Tracking actual usage

After a successful messages.create() call, the actual usage is in response.usage:

response = client.messages.create(
    model="claude-sonnet-4-5",
    max_tokens=1024,
    messages=[{"role": "user", "content": "Hello"}]
)

print(f"Actual input tokens: {response.usage.input_tokens}")
print(f"Actual output tokens: {response.usage.output_tokens}")

# If prompt caching is active:
# response.usage.cache_read_input_tokens  — tokens served from cache
# response.usage.cache_creation_input_tokens  — tokens written to cache

Use response.usage for billing reconciliation — it's the authoritative count. Use count_tokens() for pre-flight checks and cost estimation. The two should match within a few tokens for typical requests.
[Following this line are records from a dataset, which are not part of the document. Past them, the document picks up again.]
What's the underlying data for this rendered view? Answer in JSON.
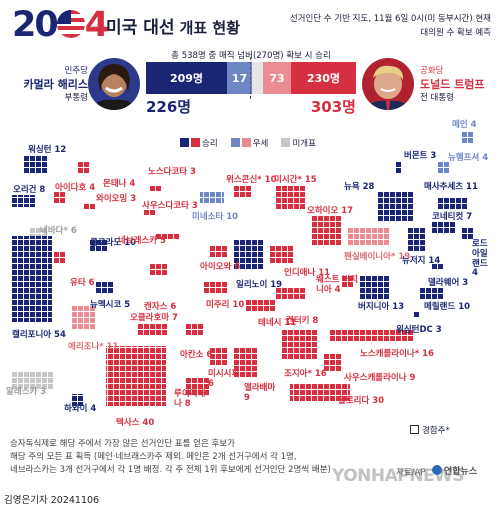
{
  "header": {
    "year_20": "20",
    "year_4": "4",
    "title_main": "미국 대선",
    "title_sub": "개표 현황",
    "source_line1": "선거인단 수 기반 지도, 11월 6일 0시(미 동부시간) 현재",
    "source_line2": "대의원 수 확보 예측"
  },
  "summary": {
    "total_line": "총 538명 중 매직 넘버(270명) 확보 시 승리",
    "dem_won": "209명",
    "dem_lean": "17",
    "rep_lean": "73",
    "rep_won": "230명",
    "dem_total": "226명",
    "rep_total": "303명"
  },
  "candidates": {
    "dem_party": "민주당",
    "dem_name": "카멀라 해리스",
    "dem_role": "부통령",
    "rep_party": "공화당",
    "rep_name": "도널드 트럼프",
    "rep_role": "전 대통령"
  },
  "legend": {
    "win": "승리",
    "lean": "우세",
    "undecided": "미개표",
    "battleground": "경합주*"
  },
  "states": [
    {
      "label": "워싱턴 12",
      "party": "dem"
    },
    {
      "label": "오리건 8",
      "party": "dem"
    },
    {
      "label": "아이다호 4",
      "party": "rep"
    },
    {
      "label": "몬태나 4",
      "party": "rep"
    },
    {
      "label": "노스다코타 3",
      "party": "rep"
    },
    {
      "label": "와이오밍 3",
      "party": "rep"
    },
    {
      "label": "사우스다코타 3",
      "party": "rep"
    },
    {
      "label": "위스콘신* 10",
      "party": "rep"
    },
    {
      "label": "미시간* 15",
      "party": "rep"
    },
    {
      "label": "미네소타 10",
      "party": "dem-lean"
    },
    {
      "label": "네바다* 6",
      "party": "undecided"
    },
    {
      "label": "콜로라도 10",
      "party": "dem"
    },
    {
      "label": "네브래스카 5",
      "party": "rep"
    },
    {
      "label": "아이오와 6",
      "party": "rep"
    },
    {
      "label": "일리노이 19",
      "party": "dem"
    },
    {
      "label": "인디애나 11",
      "party": "rep"
    },
    {
      "label": "오하이오 17",
      "party": "rep"
    },
    {
      "label": "펜실베이니아* 19",
      "party": "rep-lean"
    },
    {
      "label": "뉴욕 28",
      "party": "dem"
    },
    {
      "label": "유타 6",
      "party": "rep"
    },
    {
      "label": "캔자스 6",
      "party": "rep"
    },
    {
      "label": "미주리 10",
      "party": "rep"
    },
    {
      "label": "켄터키 8",
      "party": "rep"
    },
    {
      "label": "웨스트 버지니아 4",
      "party": "rep"
    },
    {
      "label": "버지니아 13",
      "party": "dem"
    },
    {
      "label": "뉴멕시코 5",
      "party": "dem"
    },
    {
      "label": "오클라호마 7",
      "party": "rep"
    },
    {
      "label": "아칸소 6",
      "party": "rep"
    },
    {
      "label": "테네시 11",
      "party": "rep"
    },
    {
      "label": "노스캐롤라이나* 16",
      "party": "rep"
    },
    {
      "label": "애리조나* 11",
      "party": "rep-lean"
    },
    {
      "label": "캘리포니아 54",
      "party": "dem"
    },
    {
      "label": "미시시피 6",
      "party": "rep"
    },
    {
      "label": "앨라배마 9",
      "party": "rep"
    },
    {
      "label": "조지아* 16",
      "party": "rep"
    },
    {
      "label": "사우스캐롤라이나 9",
      "party": "rep"
    },
    {
      "label": "루이지애나 8",
      "party": "rep"
    },
    {
      "label": "텍사스 40",
      "party": "rep"
    },
    {
      "label": "플로리다 30",
      "party": "rep"
    },
    {
      "label": "알래스카 3",
      "party": "undecided"
    },
    {
      "label": "하와이 4",
      "party": "dem"
    },
    {
      "label": "메인 4",
      "party": "dem-lean"
    },
    {
      "label": "버몬트 3",
      "party": "dem"
    },
    {
      "label": "뉴햄프셔 4",
      "party": "dem-lean"
    },
    {
      "label": "매사추세츠 11",
      "party": "dem"
    },
    {
      "label": "코네티컷 7",
      "party": "dem"
    },
    {
      "label": "로드 아일랜드 4",
      "party": "dem"
    },
    {
      "label": "뉴저지 14",
      "party": "dem"
    },
    {
      "label": "델라웨어 3",
      "party": "dem"
    },
    {
      "label": "메릴랜드 10",
      "party": "dem"
    },
    {
      "label": "워싱턴DC 3",
      "party": "dem"
    }
  ],
  "footer": {
    "note_line1": "승자독식제로 해당 주에서 가장 많은 선거인단 표를 얻은 후보가",
    "note_line2": "해당 주의 모든 표 획득 (메인·네브래스카주 제외. 메인은 2개 선거구에서 각 1명,",
    "note_line3": "네브라스카는 3개 선거구에서 각 1명 배정. 각 주 전체 1위 후보에게 선거인단 2명씩 배분)",
    "source": "자료/AP",
    "agency": "연합뉴스",
    "watermark": "YONHAPNEWS",
    "byline": "김영은기자 20241106"
  },
  "colors": {
    "dem": "#1a2673",
    "dem_lean": "#6f86c4",
    "rep": "#d62f3f",
    "rep_lean": "#e98c93",
    "undecided": "#c7c7c7"
  }
}
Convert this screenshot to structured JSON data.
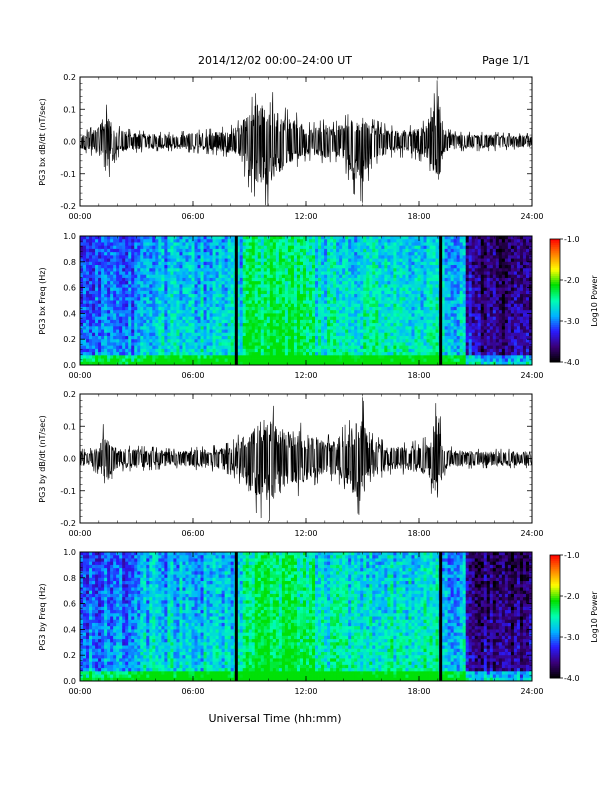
{
  "header": {
    "title": "2014/12/02   00:00–24:00 UT",
    "page": "Page 1/1"
  },
  "footer": {
    "xlabel": "Universal Time (hh:mm)"
  },
  "chart_data": [
    {
      "type": "line",
      "ylabel": "PG3 bx dB/dt (nT/sec)",
      "x_ticks": [
        "00:00",
        "06:00",
        "12:00",
        "18:00",
        "24:00"
      ],
      "y_ticks": [
        "0.2",
        "0.1",
        "0.0",
        "-0.1",
        "-0.2"
      ],
      "xlim": [
        0,
        24
      ],
      "ylim": [
        -0.2,
        0.2
      ],
      "x_unit": "hours UT",
      "envelope": {
        "x": [
          0,
          0.5,
          1,
          1.3,
          1.5,
          1.8,
          2,
          2.5,
          3,
          4,
          5,
          6,
          7,
          8,
          8.5,
          9,
          9.5,
          10,
          10.3,
          10.6,
          11,
          11.5,
          12,
          12.5,
          13,
          13.5,
          14,
          14.5,
          15,
          15.5,
          16,
          16.5,
          17,
          17.5,
          18,
          18.5,
          19,
          19.3,
          19.5,
          20,
          21,
          22,
          23,
          24
        ],
        "max": [
          0.03,
          0.04,
          0.06,
          0.13,
          0.1,
          0.06,
          0.05,
          0.04,
          0.035,
          0.03,
          0.03,
          0.035,
          0.04,
          0.05,
          0.07,
          0.13,
          0.16,
          0.2,
          0.14,
          0.12,
          0.1,
          0.09,
          0.06,
          0.06,
          0.07,
          0.06,
          0.08,
          0.09,
          0.1,
          0.07,
          0.06,
          0.05,
          0.05,
          0.05,
          0.06,
          0.07,
          0.2,
          0.07,
          0.04,
          0.03,
          0.03,
          0.03,
          0.025,
          0.025
        ],
        "min": [
          -0.03,
          -0.04,
          -0.06,
          -0.08,
          -0.12,
          -0.07,
          -0.05,
          -0.04,
          -0.035,
          -0.03,
          -0.03,
          -0.035,
          -0.04,
          -0.05,
          -0.07,
          -0.15,
          -0.19,
          -0.2,
          -0.15,
          -0.13,
          -0.1,
          -0.08,
          -0.06,
          -0.06,
          -0.07,
          -0.06,
          -0.08,
          -0.16,
          -0.19,
          -0.08,
          -0.06,
          -0.05,
          -0.05,
          -0.05,
          -0.06,
          -0.07,
          -0.2,
          -0.06,
          -0.04,
          -0.03,
          -0.03,
          -0.03,
          -0.025,
          -0.025
        ]
      }
    },
    {
      "type": "heatmap",
      "ylabel": "PG3 bx Freq (Hz)",
      "x_ticks": [
        "00:00",
        "06:00",
        "12:00",
        "18:00",
        "24:00"
      ],
      "y_ticks": [
        "1.0",
        "0.8",
        "0.6",
        "0.4",
        "0.2",
        "0.0"
      ],
      "xlim": [
        0,
        24
      ],
      "ylim": [
        0,
        1
      ],
      "colorbar": {
        "label": "Log10 Power",
        "ticks": [
          "-1.0",
          "-2.0",
          "-3.0",
          "-4.0"
        ],
        "range": [
          -4,
          -1
        ],
        "colormap": [
          "#000000",
          "#3a007a",
          "#2a1cff",
          "#00b4ff",
          "#00ffb0",
          "#00e000",
          "#ffff00",
          "#ff8000",
          "#ff0000"
        ]
      },
      "gaps_hours": [
        8.3,
        19.15
      ],
      "dark_interval_hours": [
        21.0,
        24.0
      ]
    },
    {
      "type": "line",
      "ylabel": "PG3 by dB/dt (nT/sec)",
      "x_ticks": [
        "00:00",
        "06:00",
        "12:00",
        "18:00",
        "24:00"
      ],
      "y_ticks": [
        "0.2",
        "0.1",
        "0.0",
        "-0.1",
        "-0.2"
      ],
      "xlim": [
        0,
        24
      ],
      "ylim": [
        -0.2,
        0.2
      ],
      "x_unit": "hours UT",
      "envelope": {
        "x": [
          0,
          0.5,
          1,
          1.2,
          1.5,
          1.8,
          2,
          2.5,
          3,
          4,
          5,
          6,
          7,
          8,
          8.5,
          9,
          9.5,
          10,
          10.5,
          11,
          11.5,
          12,
          12.5,
          13,
          13.5,
          14,
          14.5,
          15,
          15.5,
          16,
          16.5,
          17,
          17.5,
          18,
          18.5,
          19,
          19.3,
          19.5,
          20,
          21,
          22,
          23,
          24
        ],
        "max": [
          0.03,
          0.03,
          0.05,
          0.11,
          0.08,
          0.05,
          0.04,
          0.04,
          0.04,
          0.035,
          0.03,
          0.035,
          0.04,
          0.05,
          0.08,
          0.12,
          0.16,
          0.19,
          0.14,
          0.13,
          0.12,
          0.1,
          0.09,
          0.07,
          0.08,
          0.1,
          0.13,
          0.19,
          0.08,
          0.06,
          0.05,
          0.05,
          0.05,
          0.06,
          0.07,
          0.2,
          0.06,
          0.04,
          0.035,
          0.03,
          0.03,
          0.03,
          0.03
        ],
        "min": [
          -0.03,
          -0.03,
          -0.05,
          -0.07,
          -0.09,
          -0.05,
          -0.04,
          -0.04,
          -0.04,
          -0.035,
          -0.03,
          -0.035,
          -0.04,
          -0.05,
          -0.08,
          -0.14,
          -0.18,
          -0.2,
          -0.15,
          -0.13,
          -0.12,
          -0.1,
          -0.08,
          -0.07,
          -0.07,
          -0.09,
          -0.15,
          -0.19,
          -0.08,
          -0.06,
          -0.05,
          -0.05,
          -0.05,
          -0.06,
          -0.07,
          -0.2,
          -0.06,
          -0.04,
          -0.035,
          -0.03,
          -0.03,
          -0.03,
          -0.03
        ]
      }
    },
    {
      "type": "heatmap",
      "ylabel": "PG3 by Freq (Hz)",
      "x_ticks": [
        "00:00",
        "06:00",
        "12:00",
        "18:00",
        "24:00"
      ],
      "y_ticks": [
        "1.0",
        "0.8",
        "0.6",
        "0.4",
        "0.2",
        "0.0"
      ],
      "xlim": [
        0,
        24
      ],
      "ylim": [
        0,
        1
      ],
      "colorbar": {
        "label": "Log10 Power",
        "ticks": [
          "-1.0",
          "-2.0",
          "-3.0",
          "-4.0"
        ],
        "range": [
          -4,
          -1
        ],
        "colormap": [
          "#000000",
          "#3a007a",
          "#2a1cff",
          "#00b4ff",
          "#00ffb0",
          "#00e000",
          "#ffff00",
          "#ff8000",
          "#ff0000"
        ]
      },
      "gaps_hours": [
        8.3,
        19.15
      ],
      "dark_interval_hours": [
        21.0,
        24.0
      ]
    }
  ]
}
count_tokens vs tiktoken (OpenAI comparison)

AspectAnthropic count_tokens()OpenAI tiktoken
How it worksLive API callLocal library (offline)
AccuracyExact server-side countApproximate (±1-2 tokens)
Speed~100-300ms round-tripMilliseconds (local)
Includes system/tool overheadYes, nativelyRequires manual formula
CostFree (no charge for count calls)Free (local)

There is no official offline tokenizer for Claude — Anthropic uses a custom BPE tokenizer that isn't publicly released. The count_tokens() API is the recommended approach. For high-throughput pre-flight checks where latency matters, cache the token count for repeated identical prompts.

FAQ

Does count_tokens include system prompt tokens? Yes — pass all the same parameters you plan to use in messages.create() for an accurate count.

Is count_tokens free? Yes — Anthropic doesn't charge for token counting calls.

count_tokens vs tiktoken? count_tokens is a live API call that returns an exact count. tiktoken is a local library that approximates. For Claude, count_tokens is the only accurate option since there's no public offline tokenizer.

Last updated May 28, 2026. Code examples verified against the Anthropic Python SDK and token counting documentation. API behaviour and pricing may change — confirm against the official docs before deploying to production.